Sharon McDougall: What does the four day work week trial mean for the Scottish workforce?
Sharon McDougall, a personal debt expert at Scotland Debt Solutions, shares what the future has in store for Scottish workers as the four day week pilot programme commences.
As more businesses around the UK offer flexibility in the way employees structure their work week, such as when and where they work, the stakes are high for businesses with little to offer in the way of flexible working options. The pandemic initiated the transition to working from home on an unprecedented scale which eased many employers into the decision to implement permanent working from home post-Covid-19.
As this creates a shift in employee expectations, it also re-establishes the job criteria for recruiters as more candidates search for flexible working jobs. While workplaces respond to the changing needs of their staff, what does the four day work week pilot mean for the future of work?
What is the four day week pilot programme?

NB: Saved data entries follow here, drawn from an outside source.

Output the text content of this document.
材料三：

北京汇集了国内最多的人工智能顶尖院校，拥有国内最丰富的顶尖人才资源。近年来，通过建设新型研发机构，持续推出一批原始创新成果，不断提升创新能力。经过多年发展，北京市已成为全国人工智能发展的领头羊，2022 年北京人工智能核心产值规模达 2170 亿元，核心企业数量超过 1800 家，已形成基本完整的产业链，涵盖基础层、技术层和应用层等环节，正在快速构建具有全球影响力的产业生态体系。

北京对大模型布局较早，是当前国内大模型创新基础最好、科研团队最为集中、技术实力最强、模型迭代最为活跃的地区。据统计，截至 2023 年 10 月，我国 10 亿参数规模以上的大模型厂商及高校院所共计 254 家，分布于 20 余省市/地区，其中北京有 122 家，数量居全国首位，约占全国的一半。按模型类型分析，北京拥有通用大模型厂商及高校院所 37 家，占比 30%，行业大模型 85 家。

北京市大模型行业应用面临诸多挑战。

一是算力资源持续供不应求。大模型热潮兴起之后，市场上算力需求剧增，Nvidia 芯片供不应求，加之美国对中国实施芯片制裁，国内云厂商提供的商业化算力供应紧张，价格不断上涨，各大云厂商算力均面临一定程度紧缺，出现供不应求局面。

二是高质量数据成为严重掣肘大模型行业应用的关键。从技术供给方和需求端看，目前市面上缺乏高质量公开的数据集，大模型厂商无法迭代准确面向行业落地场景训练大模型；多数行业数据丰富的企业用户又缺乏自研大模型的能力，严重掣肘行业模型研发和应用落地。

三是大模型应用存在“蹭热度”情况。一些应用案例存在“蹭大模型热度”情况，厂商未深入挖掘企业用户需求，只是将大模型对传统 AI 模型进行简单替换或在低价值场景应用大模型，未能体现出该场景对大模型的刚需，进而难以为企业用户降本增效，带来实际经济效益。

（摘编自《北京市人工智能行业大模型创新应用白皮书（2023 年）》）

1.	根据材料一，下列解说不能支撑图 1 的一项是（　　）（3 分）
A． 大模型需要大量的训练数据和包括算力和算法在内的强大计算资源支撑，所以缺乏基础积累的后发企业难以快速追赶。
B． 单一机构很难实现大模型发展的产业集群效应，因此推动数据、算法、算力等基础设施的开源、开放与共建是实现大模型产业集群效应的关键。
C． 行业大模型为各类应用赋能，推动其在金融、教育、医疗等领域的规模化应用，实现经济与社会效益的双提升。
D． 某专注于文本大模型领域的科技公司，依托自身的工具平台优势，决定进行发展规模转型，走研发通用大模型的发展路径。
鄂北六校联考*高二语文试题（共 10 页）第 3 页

The four day week pilot that is currently underway trials a shorter working week at no loss in pay for employees. The programme is organised by 4 day week global, alongside the University of Oxford and Cambridge and follows suit to similar pilot programmes in progress in the United States, Canada, Ireland, Australia, and New Zealand.
Research conducted by 4 day week global found that a shorter working week can reap a host of benefits that include:
- Improve productivity
- Boost mental health
- Reduce employee burnout
- Present opportunities to both the employer and employee to drive down C02 emissions because of fewer commutes to the workplace
- Help gender equality as mothers can work less for no loss in pay which gives them a better chance to balance parenthood
- Avoid health issues as employees can strike a better work life balance
In response to why employers should be paid for less time, the pilot programme answers:
“Put another way, while employees will be working less hours, added rest and focus means that they can achieve the same goals.

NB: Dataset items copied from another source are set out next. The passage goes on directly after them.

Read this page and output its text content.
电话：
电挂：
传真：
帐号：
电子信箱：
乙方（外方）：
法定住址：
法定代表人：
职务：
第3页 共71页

“As such, research shows that companies benefit from higher productivity and higher returns when their workers continue to be compensated at their standard pay.”

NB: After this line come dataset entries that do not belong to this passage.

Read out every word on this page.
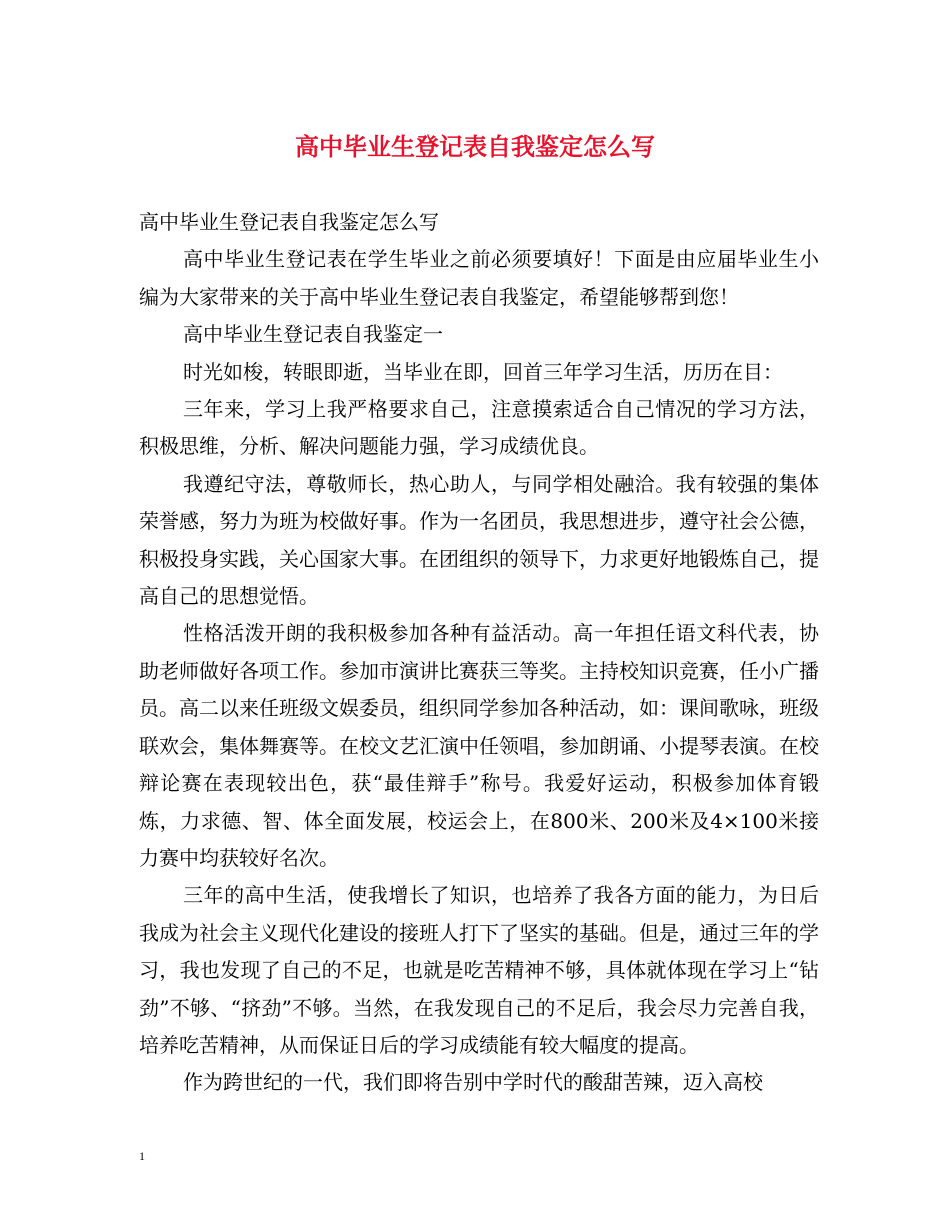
高中毕业生登记表自我鉴定怎么写

高中毕业生登记表自我鉴定怎么写

高中毕业生登记表在学生毕业之前必须要填好！下面是由应届毕业生小编为大家带来的关于高中毕业生登记表自我鉴定，希望能够帮到您！

高中毕业生登记表自我鉴定一

时光如梭，转眼即逝，当毕业在即，回首三年学习生活，历历在目：

三年来，学习上我严格要求自己，注意摸索适合自己情况的学习方法，积极思维，分析、解决问题能力强，学习成绩优良。

我遵纪守法，尊敬师长，热心助人，与同学相处融洽。我有较强的集体荣誉感，努力为班为校做好事。作为一名团员，我思想进步，遵守社会公德，积极投身实践，关心国家大事。在团组织的领导下，力求更好地锻炼自己，提高自己的思想觉悟。

性格活泼开朗的我积极参加各种有益活动。高一年担任语文科代表，协助老师做好各项工作。参加市演讲比赛获三等奖。主持校知识竞赛，任小广播员。高二以来任班级文娱委员，组织同学参加各种活动，如：课间歌咏，班级联欢会，集体舞赛等。在校文艺汇演中任领唱，参加朗诵、小提琴表演。在校辩论赛在表现较出色，获“最佳辩手”称号。我爱好运动，积极参加体育锻炼，力求德、智、体全面发展，校运会上，在800米、200米及4×100米接力赛中均获较好名次。

三年的高中生活，使我增长了知识，也培养了我各方面的能力，为日后我成为社会主义现代化建设的接班人打下了坚实的基础。但是，通过三年的学习，我也发现了自己的不足，也就是吃苦精神不够，具体就体现在学习上“钻劲”不够、“挤劲”不够。当然，在我发现自己的不足后，我会尽力完善自我，培养吃苦精神，从而保证日后的学习成绩能有较大幅度的提高。

作为跨世纪的一代，我们即将告别中学时代的酸甜苦辣，迈入高校

1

Over six Scottish companies are part of the pilot, which includes Advice Direct Scotland and LUX, and around another 40 companies UK-wide.
How are Scottish businesses responding to the four day week trial?
Scottish thinktank, IPPR (the Institute for Public Policy Research), are supporters of a four day work week as their survey finds high levels of public support for a shorter work week.
Two-thirds of respondents think a shorter work week with no loss of pay would have a positive effect on workplace productivity, whereas 62 per cent perceive a positive impact on economic output overall.
The four day work week pilot, along with support from IPPR and policymakers can help shape a future where work life flexibility is fairly ranked alongside pay, career development and role progression.
As the four day pilot comes to an end in late 2022, this will likely warm employers to the idea of a shorter working week and pave the road to a future where the working lives of Scots are shaped by flexibility.